Geochemists from iCRAG, the Irish Centre for Research in Applied Geosciences, and Trinity College Dublin today launched a new micro-beam analytical laboratory – the iCRAG Lab@TCD.
The facility comprises state-of-the-art electron and laser beam equipment for the characterisation of geoscience material. The event marks a new era in geo-analysis in Ireland with the launch of the first dedicated scanning electron microscope, the TIGER, funded by Science Foundation Ireland, using the latest in detector technology for the characterisation of minerals.
The instrument is a Pan-European collaboration of three leading manufacturers giving Irish researchers a cutting edge in applied and fundamental research.
Speaking at the launch, Trinity's Professor of Geology and Mineralogy, Balz Kamber, said: “The TIGER is a special type of scanning electron microscope, which we will use to investigate real-world rocks and environmental samples at sub-microscopic scale. This cutting edge analytical instrument has a wide array of detectors that allow the simultaneous determination of many properties, such as composition, luminescence and atomic arrangement. The TIGER also has software that can automatically recognise groups of minerals within a rock and map their mutual relationships. Most importantly, the TIGER can quantify the content of valuable metals in rocks in unprecedented detail. It will thus be used to develop new approaches to resource and energy efficiency.”
“Combining electron with laser beam analytical equipment in one facility gives iCRAG researchers the ability to study elemental fingerprints over 9 orders of magnitude in concentration. This enables the team to tackle questions as broad as the cause of problematic aggregate in Irish housing estates, reconstructing the ocean temperature signal stored in deep coral or assessing the personal exposure of Dubliners to diesel particulate emissions”.

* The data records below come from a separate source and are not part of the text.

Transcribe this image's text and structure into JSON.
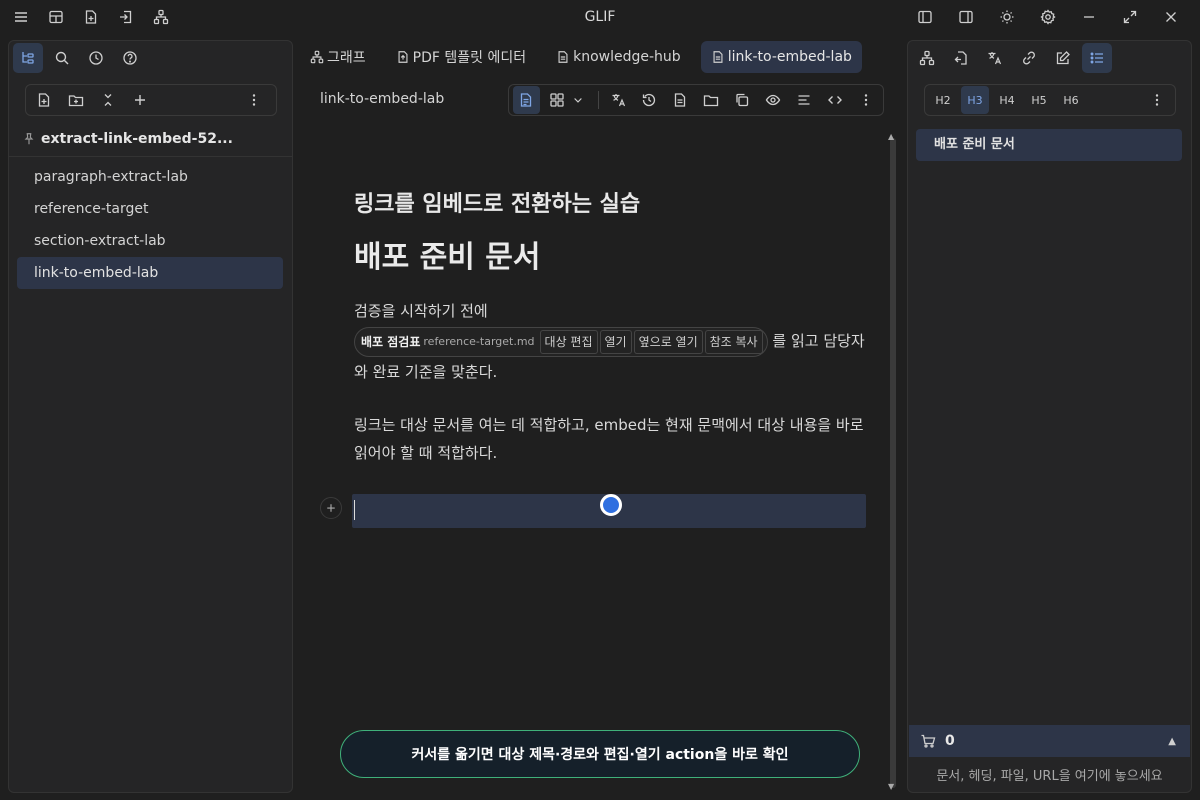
{
  "app": {
    "title": "GLIF"
  },
  "titlebar": {
    "left_icons": [
      "menu-icon",
      "layout-icon",
      "new-file-icon",
      "import-icon",
      "hierarchy-icon"
    ],
    "right_icons": [
      "left-sidebar-icon",
      "right-sidebar-icon",
      "theme-icon",
      "settings-icon",
      "minimize-icon",
      "maximize-icon",
      "close-icon"
    ]
  },
  "left_panel": {
    "toolbar_icons": [
      "file-tree-icon",
      "search-icon",
      "history-icon",
      "help-icon"
    ],
    "action_icons": [
      "new-file-icon",
      "new-folder-icon",
      "collapse-icon",
      "add-icon",
      "more-icon"
    ],
    "pinned_folder": "extract-link-embed-52...",
    "files": [
      {
        "label": "paragraph-extract-lab"
      },
      {
        "label": "reference-target"
      },
      {
        "label": "section-extract-lab"
      },
      {
        "label": "link-to-embed-lab",
        "active": true
      }
    ]
  },
  "tabs": [
    {
      "label": "그래프",
      "icon": "graph-icon"
    },
    {
      "label": "PDF 템플릿 에디터",
      "icon": "pdf-icon"
    },
    {
      "label": "knowledge-hub",
      "icon": "doc-icon"
    },
    {
      "label": "link-to-embed-lab",
      "icon": "doc-icon",
      "active": true
    }
  ],
  "editor": {
    "doc_name": "link-to-embed-lab",
    "toolbar_icons": [
      "document-view-icon",
      "grid-view-icon",
      "chevron-down-icon",
      "translate-icon",
      "history-icon",
      "page-icon",
      "folder-icon",
      "copy-icon",
      "preview-icon",
      "align-icon",
      "code-icon",
      "more-icon"
    ],
    "heading_sub": "링크를 임베드로 전환하는 실습",
    "heading_main": "배포 준비 문서",
    "para1_before": "검증을 시작하기 전에",
    "embed": {
      "title": "배포 점검표",
      "path": "reference-target.md",
      "buttons": [
        "대상 편집",
        "열기",
        "옆으로 열기",
        "참조 복사"
      ]
    },
    "para1_after": " 를 읽고 담당자와 완료 기준을 맞춘다.",
    "para2": "링크는 대상 문서를 여는 데 적합하고, embed는 현재 문맥에서 대상 내용을 바로 읽어야 할 때 적합하다.",
    "hint": "커서를 옮기면 대상 제목·경로와 편집·열기 action을 바로 확인"
  },
  "right_panel": {
    "toolbar_icons": [
      "graph-icon",
      "backlinks-icon",
      "translate-icon",
      "link-icon",
      "edit-icon",
      "outline-icon"
    ],
    "heading_levels": [
      "H2",
      "H3",
      "H4",
      "H5",
      "H6"
    ],
    "active_level": "H3",
    "outline": [
      {
        "label": "배포 준비 문서"
      }
    ],
    "cart_count": "0",
    "drop_hint": "문서, 헤딩, 파일, URL을 여기에 놓으세요"
  }
}
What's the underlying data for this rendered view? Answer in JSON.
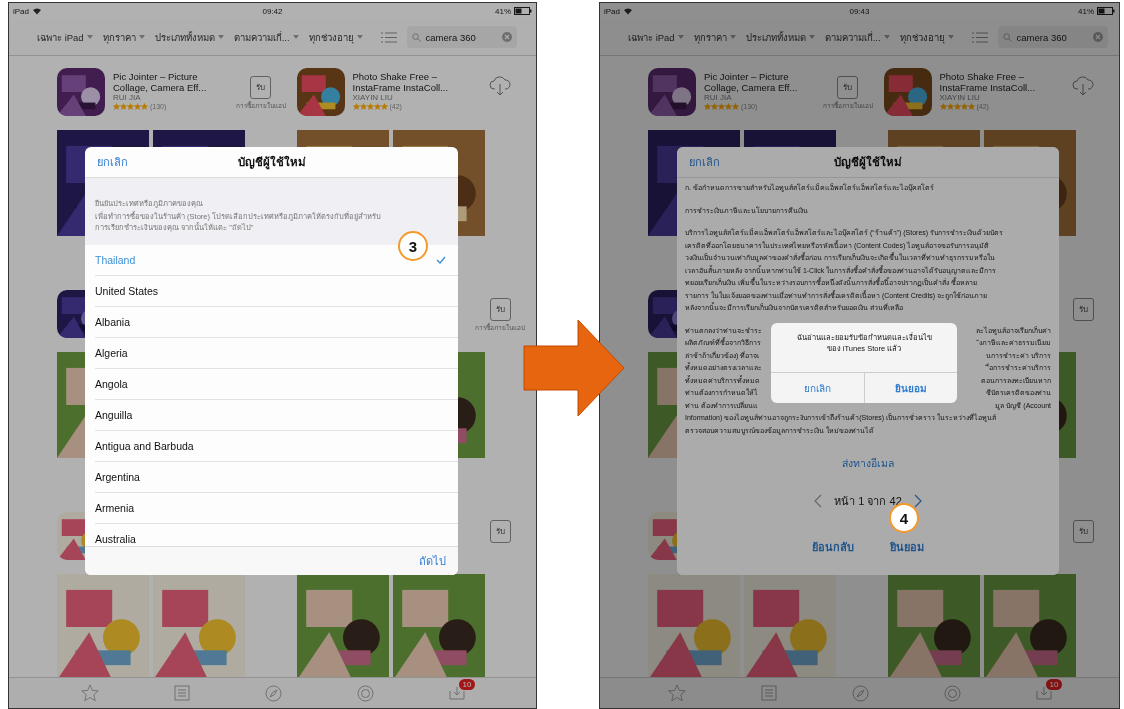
{
  "screens": [
    {
      "status": {
        "carrier": "iPad",
        "time": "09:42",
        "battery": "41%"
      },
      "filters": [
        {
          "label": "เฉพาะ iPad"
        },
        {
          "label": "ทุกราคา"
        },
        {
          "label": "ประเภททั้งหมด"
        },
        {
          "label": "ตามความเกี่..."
        },
        {
          "label": "ทุกช่วงอายุ"
        }
      ],
      "search": {
        "value": "camera 360"
      },
      "app_rows": [
        {
          "apps": [
            {
              "kind": "full",
              "title_lines": [
                "Pic Jointer – Picture",
                "Collage, Camera Eff..."
              ],
              "developer": "RUI JIA",
              "stars": 5,
              "count": "(130)",
              "action": {
                "kind": "get",
                "label": "รับ",
                "note": "การซื้อภายในแอป"
              }
            },
            {
              "kind": "full",
              "title_lines": [
                "Photo Shake Free –",
                "InstaFrame InstaColl..."
              ],
              "developer": "XIAYIN LIU",
              "stars": 5,
              "count": "(42)",
              "action": {
                "kind": "download"
              }
            }
          ]
        },
        {
          "apps": [
            {
              "kind": "icon_only"
            },
            {
              "kind": "action_only",
              "action": {
                "kind": "get",
                "label": "รับ",
                "note": "การซื้อภายในแอป"
              }
            }
          ]
        },
        {
          "apps": [
            {
              "kind": "icon_only"
            },
            {
              "kind": "action_only",
              "action": {
                "kind": "get",
                "label": "รับ"
              }
            }
          ]
        }
      ],
      "tabbar": {
        "badge": "10"
      },
      "modal": {
        "kind": "country_list",
        "cancel": "ยกเลิก",
        "title": "บัญชีผู้ใช้ใหม่",
        "heading": "ยืนยันประเทศหรือภูมิภาคของคุณ",
        "description_lines": [
          "เพื่อทำการซื้อของในร้านค้า (Store) โปรดเลือกประเทศหรือภูมิภาคให้ตรงกับที่อยู่สำหรับ",
          "การเรียกชำระเงินของคุณ จากนั้นให้แตะ \"ถัดไป\""
        ],
        "countries": [
          {
            "name": "Thailand",
            "selected": true
          },
          {
            "name": "United States",
            "selected": false
          },
          {
            "name": "Albania",
            "selected": false
          },
          {
            "name": "Algeria",
            "selected": false
          },
          {
            "name": "Angola",
            "selected": false
          },
          {
            "name": "Anguilla",
            "selected": false
          },
          {
            "name": "Antigua and Barbuda",
            "selected": false
          },
          {
            "name": "Argentina",
            "selected": false
          },
          {
            "name": "Armenia",
            "selected": false
          },
          {
            "name": "Australia",
            "selected": false
          }
        ],
        "next": "ถัดไป",
        "callout": "3"
      }
    },
    {
      "status": {
        "carrier": "iPad",
        "time": "09:43",
        "battery": "41%"
      },
      "filters": [
        {
          "label": "เฉพาะ iPad"
        },
        {
          "label": "ทุกราคา"
        },
        {
          "label": "ประเภททั้งหมด"
        },
        {
          "label": "ตามความเกี่..."
        },
        {
          "label": "ทุกช่วงอายุ"
        }
      ],
      "search": {
        "value": "camera 360"
      },
      "app_rows": [
        {
          "apps": [
            {
              "kind": "full",
              "title_lines": [
                "Pic Jointer – Picture",
                "Collage, Camera Eff..."
              ],
              "developer": "RUI JIA",
              "stars": 5,
              "count": "(130)",
              "action": {
                "kind": "get",
                "label": "รับ",
                "note": "การซื้อภายในแอป"
              }
            },
            {
              "kind": "full",
              "title_lines": [
                "Photo Shake Free –",
                "InstaFrame InstaColl..."
              ],
              "developer": "XIAYIN LIU",
              "stars": 5,
              "count": "(42)",
              "action": {
                "kind": "download"
              }
            }
          ]
        },
        {
          "apps": [
            {
              "kind": "icon_only"
            },
            {
              "kind": "action_only",
              "action": {
                "kind": "get",
                "label": "รับ"
              }
            }
          ]
        },
        {
          "apps": [
            {
              "kind": "icon_only"
            },
            {
              "kind": "action_only",
              "action": {
                "kind": "get",
                "label": "รับ"
              }
            }
          ]
        }
      ],
      "tabbar": {
        "badge": "10"
      },
      "modal": {
        "kind": "terms",
        "cancel": "ยกเลิก",
        "title": "บัญชีผู้ใช้ใหม่",
        "paragraphs": [
          [
            "ก. ข้อกำหนดการขายสำหรับไอทูนส์สโตร์แม็คแอ็พสโตร์แอ็พสโตร์และไอบุ๊คสโตร์"
          ],
          [
            "การชำระเงินภาษีและนโยบายการคืนเงิน"
          ],
          [
            "บริการไอทูนส์สโตร์แม็คแอ็พสโตร์แอ็พสโตร์และไอบุ๊คสโตร์ (“ร้านค้า”) (Stores) รับการชำระเงินด้วยบัตร",
            "เครดิตที่ออกโดยธนาคารในประเทศไทยหรือรหัสเนื้อหา (Content Codes) ไอทูนส์อาจขอรับการอนุมัติ",
            "วงเงินเป็นจำนวนเท่ากับมูลค่าของคำสั่งซื้อก่อน การเรียกเก็บเงินจะเกิดขึ้นในเวลาที่ท่านทำธุรกรรมหรือใน",
            "เวลาอันสั้นภายหลัง จากนั้นหากท่านใช้ 1-Click ในการสั่งซื้อคำสั่งซื้อของท่านอาจได้รับอนุญาตและมีการ",
            "ทยอยเรียกเก็บเงิน เพิ่มขึ้นในระหว่างรอบการซื้อหนึ่งดังนั้นการสั่งซื้อนี้อาจปรากฏเป็นคำสั่ง ซื้อหลาย",
            "รายการ ในใบแจ้งยอดของท่านเมื่อท่านทำการสั่งซื้อเครดิตเนื้อหา (Content Credits) จะถูกใช้ก่อนภาย",
            "หลังจากนั้นจะมีการเรียกเก็บเงินจากบัตรเครดิตสำหรับยอดเงิน ส่วนที่เหลือ"
          ]
        ],
        "covered_lines": [
          {
            "left": "ท่านตกลงว่าท่านจะชำระ",
            "right": "ละไอทูนส์อาจเรียกเก็บค่า"
          },
          {
            "left": "ผลิตภัณฑ์ที่ซื้อจากวิธีการ",
            "right": "ังภาษีและค่าธรรมเนียม"
          },
          {
            "left": "ล่าช้าถ้าเกี่ยวข้อง) ที่อาจเ",
            "right": "นการชำระค่า บริการ"
          },
          {
            "left": "ทั้งหมดอย่างตรงเวลาและ",
            "right": "ื่อการชำระค่าบริการ"
          },
          {
            "left": "ทั้งหมดค่าบริการทั้งหมด",
            "right": "ตอนการลงทะเบียนหาก"
          },
          {
            "left": "ท่านต้องการกำหนดให้ไ",
            "right": "ชีบัตรเครดิตของท่าน"
          },
          {
            "left": "ท่าน ต้องทำการเปลี่ยนแ",
            "right": "มูล บัญชี (Account"
          }
        ],
        "tail_lines": [
          "Information) ของไอทูนส์ท่านอาจถูกระงับการเข้าถึงร้านค้า(Stores) เป็นการชั่วคราว ในระหว่างที่ไอทูนส์",
          "ตรวจสอบความสมบูรณ์ของข้อมูลการชำระเงิน ใหม่ของท่านได้"
        ],
        "email_link": "ส่งทางอีเมล",
        "page": "หน้า 1 จาก 42",
        "back": "ย้อนกลับ",
        "agree": "ยินยอม",
        "callout": "4",
        "alert": {
          "message": "ฉันอ่านและยอมรับข้อกำหนดและเงื่อนไขของ iTunes Store แล้ว",
          "cancel": "ยกเลิก",
          "confirm": "ยินยอม"
        }
      }
    }
  ]
}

Dr Darrin Morrissey, Director of Programmes at Science Foundation Ireland, said: “The launch of the iCRAG Lab@TCD is a key development in Ireland’s Geoscience Research and represents a strategic investment of SFI into a facility that will help to address several societal challenges. Due to its geographic position and its bedrock geology, Ireland is an ideal testbed for new analytical solutions facing our society, such as resource efficiency, clean water supply and the energy transition. With the help of this investment, SFI is contributing to iCRAG researchers successfully competing for EU and other international funding”.
iCRAG Lab@TCD Manager Colin Reid said: “The iCRAG Lab@TCD has been developed from the Centre for Microscopy and Analysis (CMA) which has a long history of contract and research analysis. The first Transmission Electron Microscope in TCD was installed in the Zoology Department in 1965. This started the development of microscopy and analysis in TCD which has continued to this day culminating in the iCRAG Lab@TCD equipped with state-of-the-art analytical facilities.”
iCRAG, the Science Foundation Ireland Research Centre, conducts world-leading research in thematic research areas that are systematically embedded into industry to maximise impact and underpin sustainable economic impact. The Centre’s work focusses on significantly de-risking Ireland’s onshore and offshore hydrocarbon exploration activities, discovering new mineral and aggregate deposits, securing safe groundwater supplies, and safeguarding the geomarine environment.
iCRAG is a joint initiative between Trinity College Dublin, University College Dublin, University College Cork, National University of Ireland Galway, Maynooth University, the Dublin Institute for Advanced Studies and Teagasc.
The Centre brings together more than 150 researchers to position Ireland at the centre of applied geoscience research. iCRAG is funded by Science Foundation Ireland and is co-funded under the European Regional Development Fund and by iCRAG industry partners.